Brazilian-style Fish Soup by Ray McVinnie

Dressing

150g cherry tomatoes
4 large cloves garlic, peeled
4 tablespoons extra virgin olive oil
large pinch chilli flakes
½ cup roasted hazelnuts, skins rubbed off
1 bought chargrilled red capsicum, (I use the Lindos or Olive Lady brand that comes in a jar – drain well)
2 teaspoons red wine vinegar

Preheat the oven to 200°C
Place the tomatoes and garlic on a small roasting tray.
Add 1 tablespoon of the oil and rub all over the tomatoes and garlic.
Sprinkle the chilli flakes over everything and mix well.
Place in the oven for 10 minutes or until the tomatoes are collapsing and the garlic browned and soft.
Remove from the oven, cool and place everything in a food processor with the hazelnuts, capsicum, the remaining 3 tablespoons of the oil and the vinegar.
Blend to a coarse paste, taste and season with salt.

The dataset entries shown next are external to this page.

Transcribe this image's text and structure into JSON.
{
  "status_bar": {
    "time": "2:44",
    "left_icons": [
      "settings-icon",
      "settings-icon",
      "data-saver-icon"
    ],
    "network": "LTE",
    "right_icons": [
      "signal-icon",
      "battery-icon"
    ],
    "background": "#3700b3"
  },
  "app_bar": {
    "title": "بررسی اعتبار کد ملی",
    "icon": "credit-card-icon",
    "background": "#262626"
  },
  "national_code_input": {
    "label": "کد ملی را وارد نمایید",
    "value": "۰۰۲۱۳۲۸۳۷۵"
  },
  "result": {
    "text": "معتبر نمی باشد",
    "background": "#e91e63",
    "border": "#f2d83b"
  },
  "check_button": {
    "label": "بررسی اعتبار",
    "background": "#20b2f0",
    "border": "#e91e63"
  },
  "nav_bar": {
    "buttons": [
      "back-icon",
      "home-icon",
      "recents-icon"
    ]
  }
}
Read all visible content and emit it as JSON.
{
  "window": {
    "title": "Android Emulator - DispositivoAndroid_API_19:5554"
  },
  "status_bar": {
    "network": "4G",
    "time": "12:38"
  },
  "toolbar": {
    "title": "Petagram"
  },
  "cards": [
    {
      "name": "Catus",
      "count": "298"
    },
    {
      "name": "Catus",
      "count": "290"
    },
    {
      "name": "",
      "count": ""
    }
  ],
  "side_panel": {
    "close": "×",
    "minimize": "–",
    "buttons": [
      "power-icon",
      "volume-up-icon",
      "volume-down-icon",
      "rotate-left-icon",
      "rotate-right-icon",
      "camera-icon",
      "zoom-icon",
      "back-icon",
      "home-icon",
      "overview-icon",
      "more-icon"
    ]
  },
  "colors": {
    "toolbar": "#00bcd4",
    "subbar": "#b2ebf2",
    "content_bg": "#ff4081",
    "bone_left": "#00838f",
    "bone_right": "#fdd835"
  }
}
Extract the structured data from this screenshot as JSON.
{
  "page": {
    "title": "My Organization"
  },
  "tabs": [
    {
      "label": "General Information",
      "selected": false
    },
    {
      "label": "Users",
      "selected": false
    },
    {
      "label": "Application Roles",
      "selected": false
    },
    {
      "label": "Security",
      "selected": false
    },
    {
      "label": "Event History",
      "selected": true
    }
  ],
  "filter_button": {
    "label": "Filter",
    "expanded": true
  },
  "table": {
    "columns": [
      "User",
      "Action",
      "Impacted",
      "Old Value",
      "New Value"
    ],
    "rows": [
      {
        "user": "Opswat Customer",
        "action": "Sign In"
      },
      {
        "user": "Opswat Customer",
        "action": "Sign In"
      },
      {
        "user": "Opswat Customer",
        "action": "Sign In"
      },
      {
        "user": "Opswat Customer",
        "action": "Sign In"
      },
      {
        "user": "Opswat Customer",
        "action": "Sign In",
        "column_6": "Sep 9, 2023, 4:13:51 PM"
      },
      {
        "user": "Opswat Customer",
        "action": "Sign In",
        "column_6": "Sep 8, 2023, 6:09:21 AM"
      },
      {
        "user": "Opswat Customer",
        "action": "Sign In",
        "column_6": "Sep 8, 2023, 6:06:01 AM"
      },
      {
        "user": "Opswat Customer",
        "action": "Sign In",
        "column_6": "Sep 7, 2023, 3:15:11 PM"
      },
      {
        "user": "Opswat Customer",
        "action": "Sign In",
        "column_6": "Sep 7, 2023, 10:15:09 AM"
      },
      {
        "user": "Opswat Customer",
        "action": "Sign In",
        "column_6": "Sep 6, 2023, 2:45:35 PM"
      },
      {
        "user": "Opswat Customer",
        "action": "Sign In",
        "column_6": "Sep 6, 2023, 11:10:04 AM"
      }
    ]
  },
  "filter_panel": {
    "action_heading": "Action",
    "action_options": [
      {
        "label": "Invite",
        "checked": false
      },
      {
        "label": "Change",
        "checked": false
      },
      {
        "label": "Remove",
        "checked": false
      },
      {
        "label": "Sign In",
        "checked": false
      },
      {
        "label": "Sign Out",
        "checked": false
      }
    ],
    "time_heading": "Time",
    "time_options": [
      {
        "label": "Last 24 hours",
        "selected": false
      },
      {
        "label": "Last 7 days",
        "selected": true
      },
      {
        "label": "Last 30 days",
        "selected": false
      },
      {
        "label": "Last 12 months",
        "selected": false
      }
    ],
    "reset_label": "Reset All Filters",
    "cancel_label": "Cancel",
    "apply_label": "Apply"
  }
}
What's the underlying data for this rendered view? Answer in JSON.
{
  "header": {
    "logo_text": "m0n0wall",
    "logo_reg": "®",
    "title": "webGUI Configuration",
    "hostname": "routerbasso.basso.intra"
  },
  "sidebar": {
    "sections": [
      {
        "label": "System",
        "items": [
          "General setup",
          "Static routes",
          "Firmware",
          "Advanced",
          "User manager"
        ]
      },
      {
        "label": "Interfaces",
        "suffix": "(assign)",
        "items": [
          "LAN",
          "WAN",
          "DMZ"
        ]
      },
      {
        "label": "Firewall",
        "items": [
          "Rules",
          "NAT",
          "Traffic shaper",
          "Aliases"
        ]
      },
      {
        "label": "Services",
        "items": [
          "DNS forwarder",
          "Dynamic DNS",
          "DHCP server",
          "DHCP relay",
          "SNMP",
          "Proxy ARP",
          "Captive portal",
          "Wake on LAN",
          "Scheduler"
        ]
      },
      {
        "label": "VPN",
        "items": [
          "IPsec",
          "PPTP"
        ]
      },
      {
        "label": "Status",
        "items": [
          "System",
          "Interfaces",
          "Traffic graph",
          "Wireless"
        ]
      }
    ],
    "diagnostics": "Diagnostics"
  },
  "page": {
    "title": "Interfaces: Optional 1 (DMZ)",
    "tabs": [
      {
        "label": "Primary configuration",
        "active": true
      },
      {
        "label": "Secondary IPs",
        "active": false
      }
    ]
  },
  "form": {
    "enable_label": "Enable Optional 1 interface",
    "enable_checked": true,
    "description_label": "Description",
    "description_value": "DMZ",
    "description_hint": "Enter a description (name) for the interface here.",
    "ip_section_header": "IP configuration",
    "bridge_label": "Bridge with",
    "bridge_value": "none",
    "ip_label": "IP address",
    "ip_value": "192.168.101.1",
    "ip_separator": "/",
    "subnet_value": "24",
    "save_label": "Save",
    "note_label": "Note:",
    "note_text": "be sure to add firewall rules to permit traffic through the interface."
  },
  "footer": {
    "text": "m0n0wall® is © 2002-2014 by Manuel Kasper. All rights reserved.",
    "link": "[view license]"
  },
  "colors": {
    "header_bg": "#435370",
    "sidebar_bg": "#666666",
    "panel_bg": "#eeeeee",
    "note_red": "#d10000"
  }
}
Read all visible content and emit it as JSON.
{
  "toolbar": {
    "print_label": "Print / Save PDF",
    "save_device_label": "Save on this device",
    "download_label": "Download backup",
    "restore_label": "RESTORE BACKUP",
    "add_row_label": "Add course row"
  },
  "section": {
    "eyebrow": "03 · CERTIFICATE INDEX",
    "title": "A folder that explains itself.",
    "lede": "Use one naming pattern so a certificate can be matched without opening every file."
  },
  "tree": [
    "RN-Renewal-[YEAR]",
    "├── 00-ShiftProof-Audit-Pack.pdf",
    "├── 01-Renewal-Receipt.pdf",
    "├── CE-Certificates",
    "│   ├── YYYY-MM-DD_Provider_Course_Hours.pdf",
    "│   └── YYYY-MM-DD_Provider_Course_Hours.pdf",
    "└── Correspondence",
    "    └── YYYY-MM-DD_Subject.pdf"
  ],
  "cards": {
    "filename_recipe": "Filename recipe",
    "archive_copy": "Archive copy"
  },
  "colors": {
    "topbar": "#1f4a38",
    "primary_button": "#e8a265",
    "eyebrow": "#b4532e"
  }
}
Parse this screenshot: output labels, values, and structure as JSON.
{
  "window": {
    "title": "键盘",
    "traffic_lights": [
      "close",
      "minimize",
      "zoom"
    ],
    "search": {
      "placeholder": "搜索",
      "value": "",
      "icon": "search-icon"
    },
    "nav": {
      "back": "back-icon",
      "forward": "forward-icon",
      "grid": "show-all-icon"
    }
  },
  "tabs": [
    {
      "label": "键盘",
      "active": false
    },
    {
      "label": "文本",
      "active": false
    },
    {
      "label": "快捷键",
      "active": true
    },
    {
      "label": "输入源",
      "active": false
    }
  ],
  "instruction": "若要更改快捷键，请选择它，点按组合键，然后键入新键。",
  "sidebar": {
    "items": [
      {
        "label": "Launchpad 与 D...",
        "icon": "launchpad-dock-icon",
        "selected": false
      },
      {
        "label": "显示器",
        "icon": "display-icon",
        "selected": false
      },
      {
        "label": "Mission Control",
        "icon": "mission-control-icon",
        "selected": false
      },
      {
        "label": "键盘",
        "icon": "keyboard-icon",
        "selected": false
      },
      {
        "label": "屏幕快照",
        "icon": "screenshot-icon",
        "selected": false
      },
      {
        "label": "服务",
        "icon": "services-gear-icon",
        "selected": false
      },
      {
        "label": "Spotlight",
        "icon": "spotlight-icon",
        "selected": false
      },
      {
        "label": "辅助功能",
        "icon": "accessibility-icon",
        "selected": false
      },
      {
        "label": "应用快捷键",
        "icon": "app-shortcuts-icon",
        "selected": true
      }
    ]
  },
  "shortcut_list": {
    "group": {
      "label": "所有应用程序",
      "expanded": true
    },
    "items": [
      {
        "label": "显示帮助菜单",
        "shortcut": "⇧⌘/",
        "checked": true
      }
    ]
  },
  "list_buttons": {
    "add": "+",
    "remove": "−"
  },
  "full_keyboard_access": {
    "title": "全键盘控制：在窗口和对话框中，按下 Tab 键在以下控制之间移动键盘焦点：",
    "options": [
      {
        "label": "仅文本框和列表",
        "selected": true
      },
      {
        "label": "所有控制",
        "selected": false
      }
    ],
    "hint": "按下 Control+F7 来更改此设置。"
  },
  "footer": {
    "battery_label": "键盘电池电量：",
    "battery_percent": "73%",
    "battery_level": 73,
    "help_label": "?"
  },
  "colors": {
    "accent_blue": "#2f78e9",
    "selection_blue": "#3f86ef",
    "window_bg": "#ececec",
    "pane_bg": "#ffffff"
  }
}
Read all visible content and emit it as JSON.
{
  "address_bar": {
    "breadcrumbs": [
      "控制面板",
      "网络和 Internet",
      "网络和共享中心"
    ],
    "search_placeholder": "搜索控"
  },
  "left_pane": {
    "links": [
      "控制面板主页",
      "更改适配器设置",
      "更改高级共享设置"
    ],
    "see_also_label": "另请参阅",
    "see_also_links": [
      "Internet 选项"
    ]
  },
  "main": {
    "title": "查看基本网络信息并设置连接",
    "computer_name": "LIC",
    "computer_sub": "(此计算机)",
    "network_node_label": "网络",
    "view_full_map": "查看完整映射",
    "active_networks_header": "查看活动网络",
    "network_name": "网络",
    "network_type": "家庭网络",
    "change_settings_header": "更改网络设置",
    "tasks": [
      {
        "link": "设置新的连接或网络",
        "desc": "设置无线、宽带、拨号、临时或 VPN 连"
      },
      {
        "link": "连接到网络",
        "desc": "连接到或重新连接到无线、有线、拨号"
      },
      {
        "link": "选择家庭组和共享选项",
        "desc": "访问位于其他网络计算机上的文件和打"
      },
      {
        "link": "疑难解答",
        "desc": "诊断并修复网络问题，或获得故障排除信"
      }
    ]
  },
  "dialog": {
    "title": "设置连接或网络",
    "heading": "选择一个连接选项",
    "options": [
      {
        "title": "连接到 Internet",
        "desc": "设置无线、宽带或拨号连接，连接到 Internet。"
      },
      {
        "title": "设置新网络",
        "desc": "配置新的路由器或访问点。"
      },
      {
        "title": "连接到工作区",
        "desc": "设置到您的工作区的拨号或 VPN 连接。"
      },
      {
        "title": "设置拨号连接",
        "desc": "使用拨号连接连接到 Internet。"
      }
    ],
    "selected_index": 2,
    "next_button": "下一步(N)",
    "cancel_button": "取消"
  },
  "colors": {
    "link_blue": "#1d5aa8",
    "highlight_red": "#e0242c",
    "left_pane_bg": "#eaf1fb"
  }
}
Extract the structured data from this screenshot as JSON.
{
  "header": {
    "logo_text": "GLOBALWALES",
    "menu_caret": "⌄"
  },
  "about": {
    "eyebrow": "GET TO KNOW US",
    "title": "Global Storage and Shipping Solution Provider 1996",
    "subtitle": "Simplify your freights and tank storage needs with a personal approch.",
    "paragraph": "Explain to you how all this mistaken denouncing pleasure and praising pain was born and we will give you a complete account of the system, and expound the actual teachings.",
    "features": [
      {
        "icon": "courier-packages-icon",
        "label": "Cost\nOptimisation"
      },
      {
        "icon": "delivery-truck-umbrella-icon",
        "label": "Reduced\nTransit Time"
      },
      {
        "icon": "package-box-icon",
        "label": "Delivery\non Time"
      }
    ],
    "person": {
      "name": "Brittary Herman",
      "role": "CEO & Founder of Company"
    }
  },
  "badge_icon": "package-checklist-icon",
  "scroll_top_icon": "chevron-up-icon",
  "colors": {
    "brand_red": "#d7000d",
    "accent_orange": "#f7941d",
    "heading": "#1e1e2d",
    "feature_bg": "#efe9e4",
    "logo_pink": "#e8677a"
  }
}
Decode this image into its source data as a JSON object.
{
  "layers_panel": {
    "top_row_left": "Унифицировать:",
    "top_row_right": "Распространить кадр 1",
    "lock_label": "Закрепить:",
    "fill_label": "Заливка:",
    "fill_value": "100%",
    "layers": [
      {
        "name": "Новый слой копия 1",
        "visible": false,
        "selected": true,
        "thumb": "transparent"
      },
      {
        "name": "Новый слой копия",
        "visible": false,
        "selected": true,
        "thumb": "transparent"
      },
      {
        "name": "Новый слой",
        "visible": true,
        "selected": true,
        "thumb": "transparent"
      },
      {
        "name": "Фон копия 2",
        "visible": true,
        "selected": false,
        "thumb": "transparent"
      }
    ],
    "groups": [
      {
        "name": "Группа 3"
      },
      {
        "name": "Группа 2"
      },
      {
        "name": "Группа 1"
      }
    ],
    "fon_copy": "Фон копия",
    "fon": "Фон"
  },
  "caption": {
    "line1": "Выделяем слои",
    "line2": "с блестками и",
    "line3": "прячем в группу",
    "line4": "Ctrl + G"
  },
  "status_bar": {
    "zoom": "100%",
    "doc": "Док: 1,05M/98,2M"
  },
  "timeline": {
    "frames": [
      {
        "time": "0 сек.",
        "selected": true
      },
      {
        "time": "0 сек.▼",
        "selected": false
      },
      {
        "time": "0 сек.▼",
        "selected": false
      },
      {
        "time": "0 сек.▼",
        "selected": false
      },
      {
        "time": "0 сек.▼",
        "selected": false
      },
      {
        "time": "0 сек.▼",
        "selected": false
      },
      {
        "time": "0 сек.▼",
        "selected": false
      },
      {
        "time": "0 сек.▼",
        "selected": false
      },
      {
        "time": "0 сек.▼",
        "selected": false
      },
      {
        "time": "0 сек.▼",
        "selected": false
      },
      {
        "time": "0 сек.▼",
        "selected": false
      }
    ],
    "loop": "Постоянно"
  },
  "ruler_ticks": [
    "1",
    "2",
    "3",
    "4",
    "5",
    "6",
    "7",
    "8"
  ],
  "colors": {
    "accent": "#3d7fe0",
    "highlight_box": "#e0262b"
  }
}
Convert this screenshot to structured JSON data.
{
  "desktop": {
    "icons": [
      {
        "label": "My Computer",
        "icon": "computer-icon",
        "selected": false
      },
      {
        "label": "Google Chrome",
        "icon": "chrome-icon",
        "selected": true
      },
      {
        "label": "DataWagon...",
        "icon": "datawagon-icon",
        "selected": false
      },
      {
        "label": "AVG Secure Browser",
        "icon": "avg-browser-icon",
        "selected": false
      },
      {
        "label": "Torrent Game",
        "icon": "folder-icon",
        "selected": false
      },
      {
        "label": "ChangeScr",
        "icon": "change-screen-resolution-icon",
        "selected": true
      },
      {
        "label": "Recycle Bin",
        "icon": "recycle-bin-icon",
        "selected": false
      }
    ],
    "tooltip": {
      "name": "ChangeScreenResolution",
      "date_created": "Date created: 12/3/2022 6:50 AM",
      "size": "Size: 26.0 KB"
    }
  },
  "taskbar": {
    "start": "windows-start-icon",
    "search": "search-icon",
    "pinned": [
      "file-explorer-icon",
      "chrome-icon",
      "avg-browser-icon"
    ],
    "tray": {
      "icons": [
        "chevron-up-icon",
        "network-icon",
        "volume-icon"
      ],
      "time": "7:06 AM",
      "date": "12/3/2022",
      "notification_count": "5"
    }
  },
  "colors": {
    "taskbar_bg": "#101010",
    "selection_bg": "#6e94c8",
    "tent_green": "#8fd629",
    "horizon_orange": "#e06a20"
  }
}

Reserve.

 

Soup
6 tablespoons NZ extra virgin olive oil
1 medium sized onion, finely chopped
1 small carrot, diced 1cm
1 stick celery, thinly sliced
3 cloves garlic, finely chopped
2 tablespoons finely chopped ginger
large pinch chilli flakes
5cm piece fresh turmeric, peeled and finely chopped
400g can chopped tomatoes in juice
500ml Campbell’s chicken stock
12 live mussels, well scrubbed, beards removed
400g skinned, boned firm white fish fillets, cut into 10cm pieces
24 scallops
75ml Kara coconut cream
1 red chilli thinly sliced
coriander sprigs and lime halves for serving

 

Heat 4 tablespoons of the oil over moderate heat and add the onion, carrot, celery, garlic, ginger, chilli flakes and turmeric
Fry gently for 10 minutes or until the onion is soft.
Add the tomatoes and stock, mix well, bring to the boil and simmer 5 minutes.
Add the mussels and let them open, removing them as they do to a large bowl.
Let them cool and remove the shells and then pull the brown tongue and its white root from each mussel. Reserve.
Taste the broth, season with salt if necessary and keep at a low simmer.
Meanwhile, toss the fish and scallops with the remaining 2 tablespoons of oil and panfry over high until just cooked and browned.
Remove the fish and scallops to a large, warm serving bowl and add the mussels.
Bring the broth back to the boil.
Pour the broth over the fish and mussels.
Drizzle the coconut cream over everything
Sprinkle the chilli and coriander on top and serve with lime halves for squeezing.
Serve the dressing in a bowl on the side.
Each person puts a dollop of dressing on their soup before eating.